Will Self: A lesson for George Osborne in buying austerity burgers

Will Self's "Real Meals" column.

A child looks through a meat freezer.
Digging for gold: a mother and child choose meat from a supermarket freezer in 1950. Photograph: Getty Images/Hulton Archive.

Standing in the sub-post-officecum- convenience-store on the Wandsworth Road, I stared down into the Stygian depths of one of its freezer cabinets. Down there might be, for all I knew, the cryogenically-preserved remains of Walt Disney – it looked capacious enough. What there were on the upper layers of the ice cap were ready meals of bamboozling cheapness: a “steaklet meal”, comprising meat, chips, beans and onion gravy for £1.69; a Birds Eye chicken burger for 32p (£1.28 for a pack of four). What to choose?

I was minded, this week, to celebrate cheapness, given the recent furore concerning the Chancellor’s pricy gourmet burger. Let me apply a refreshingly hot and lemonscented hand towel to your forgetful forehead: Boy George – for it was he – invited Fleet Street’s finest snappers in to portray him chowing down on a blokeish burger as a prelude to delivering his swingeing budgetary cuts.

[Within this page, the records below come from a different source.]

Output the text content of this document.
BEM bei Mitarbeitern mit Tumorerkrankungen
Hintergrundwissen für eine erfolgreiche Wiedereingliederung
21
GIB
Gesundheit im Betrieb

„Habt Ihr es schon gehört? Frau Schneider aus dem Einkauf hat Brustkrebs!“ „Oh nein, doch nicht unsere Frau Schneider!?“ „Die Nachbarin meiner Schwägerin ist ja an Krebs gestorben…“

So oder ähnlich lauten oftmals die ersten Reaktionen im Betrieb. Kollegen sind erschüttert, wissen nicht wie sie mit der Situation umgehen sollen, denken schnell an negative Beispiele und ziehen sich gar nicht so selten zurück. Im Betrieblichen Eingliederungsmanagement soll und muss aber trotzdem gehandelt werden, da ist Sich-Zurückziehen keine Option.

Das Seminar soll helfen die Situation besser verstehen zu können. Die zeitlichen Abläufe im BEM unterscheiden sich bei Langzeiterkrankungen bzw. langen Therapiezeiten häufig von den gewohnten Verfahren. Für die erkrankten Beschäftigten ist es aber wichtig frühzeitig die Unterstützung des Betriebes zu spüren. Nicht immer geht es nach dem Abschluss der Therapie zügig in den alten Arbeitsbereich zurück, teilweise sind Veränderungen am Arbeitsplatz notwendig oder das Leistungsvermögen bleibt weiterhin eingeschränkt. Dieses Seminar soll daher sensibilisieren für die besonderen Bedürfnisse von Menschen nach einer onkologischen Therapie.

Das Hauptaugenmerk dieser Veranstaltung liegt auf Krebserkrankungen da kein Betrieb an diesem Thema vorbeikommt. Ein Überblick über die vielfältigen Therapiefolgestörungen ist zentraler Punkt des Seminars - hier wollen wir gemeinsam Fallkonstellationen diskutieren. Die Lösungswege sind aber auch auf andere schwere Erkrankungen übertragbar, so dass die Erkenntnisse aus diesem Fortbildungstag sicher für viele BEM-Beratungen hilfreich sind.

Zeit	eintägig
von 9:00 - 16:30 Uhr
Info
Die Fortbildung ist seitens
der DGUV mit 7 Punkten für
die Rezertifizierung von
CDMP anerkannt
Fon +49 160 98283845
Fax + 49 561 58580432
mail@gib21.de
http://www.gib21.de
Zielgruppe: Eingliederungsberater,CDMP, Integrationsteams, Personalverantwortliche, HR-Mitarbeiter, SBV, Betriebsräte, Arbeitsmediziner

You can readily grasp the (un)reasoning: when the proles see me eating their kind of food, they won’t feel quite so bad about having to visit those perfectly nice food banks. Unfortunately for Boyo, other sleuths of the Fourth Estate soon tracked down the origin of the burger: a branch of Byron some miles off (see Real Meals passim for a dissection of this bling ring of a chain), and compared its hefty price tag with the way more economical – geddit – patties closer to hand.

So it was that my gaze alighted on the “2 Flame Grilled Cheese Burgers” produced under the Yankee branding by Glendale Foods of Salford. These burgers weighed in at £1.49 for the pair – comparatively pricy, when you can get a hamburger at McDonald’s for £1.10. Still, nobody but an Old Pauline would sneer at a 74.5p burger, so I tossed the dosh and headed home to the microwave.

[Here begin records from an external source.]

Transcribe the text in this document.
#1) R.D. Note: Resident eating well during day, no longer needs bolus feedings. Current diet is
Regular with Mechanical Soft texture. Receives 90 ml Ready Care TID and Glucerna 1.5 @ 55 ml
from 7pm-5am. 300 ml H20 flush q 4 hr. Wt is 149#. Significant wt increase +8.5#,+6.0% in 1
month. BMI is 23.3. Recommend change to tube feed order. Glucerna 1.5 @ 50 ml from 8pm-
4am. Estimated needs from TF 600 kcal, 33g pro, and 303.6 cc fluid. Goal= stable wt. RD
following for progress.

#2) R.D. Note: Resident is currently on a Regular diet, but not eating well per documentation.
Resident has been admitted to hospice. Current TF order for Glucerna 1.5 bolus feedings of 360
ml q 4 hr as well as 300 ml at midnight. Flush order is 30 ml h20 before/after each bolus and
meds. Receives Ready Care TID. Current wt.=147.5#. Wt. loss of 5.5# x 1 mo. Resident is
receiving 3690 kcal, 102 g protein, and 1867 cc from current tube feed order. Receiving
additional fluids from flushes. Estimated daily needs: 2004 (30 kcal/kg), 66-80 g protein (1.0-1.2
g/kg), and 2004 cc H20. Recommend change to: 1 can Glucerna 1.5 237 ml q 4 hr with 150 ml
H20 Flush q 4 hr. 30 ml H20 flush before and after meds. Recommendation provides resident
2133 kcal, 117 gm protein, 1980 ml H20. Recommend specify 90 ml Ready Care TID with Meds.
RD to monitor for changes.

Food and solecisms go hand in oven glove when it comes to British politicians; one recalls Peter Mandelson’s guacamole-formushy peas incident, and the “plot” hatched by Blair and Brown over polenta at Granita in Islington – a divvying up of the bill that resulted, over the subsequent decade-and-ahalf in an expansion of the fuck-you-mine’sa- focaccia class, and closely correlated rise in obesity among social class four. With Labour politicians the gaffes usually consist in their turning out to be just as echt bourgeois as those they face across the fruit and veg aisle of the Commons; while for Tories the problems usually come when they try and put on proletarian airs – remember Billy Hague’s disastrous baseball cap/theme-park outing? No amount of vapid pronouncing on international affairs will ever rid him of its peaked shadow on his shiny pate.

At home I assembled a top panel of burger tasters (my two younger sons), and set about irradiating the Yankees – and it was only then that I realised it was the Fourth of July! How suitable, I thought, to be eating a confection of beef; beef fat; water; rusk; seasoning – comprising: barley flour, salt, dextrose, diphosphates, preservative, sodium metabisulphite, flavouring and pepper extract; soya protein isolate, onions and more salt (there’s a whopping 1.9g per portion), on this, the 237th anniversary of the Declaration of American Independence. But these were only the ingredients of the beef burger! If I were to itemise all the care and chemicals that went into the bun, cheese and relish we’d still be here come the 238th anniversary – unless one or both of us had been taken out by a Predator drone in the meantime.

Anyway, I warmed to the micro-waved cheese burger, but my boys recoiled violently. The older one cried out, No! when I placed one before him, then fled the kitchen. The younger tarried, gawping, then took to his heels as well. It was left to me to bite down on the Yankee with all my republican fervour. True, the bun, cheese and relish were grim – but no grimmer than most burgers. It was with the meat that the Yankee distinguished itself. The box warned of possible remaining fragments of bone – if only! Anything to give this drek some texture would’ve been a blessing – as it was, the “beef” had the consistency of . . . well . . . the consistency I imagine George Osborne’s cheeks would have; if you were to slice them from his self-satisfied face – or arse – and prepare them in the same way.

Which brings me, fairly neatly, to the moral of this week’s column: so long as you aren’t vaguely bovine and wandering around in fields linked to the Glendale Foods supply chain, you can save your face, or your arse – but never both, George, never both.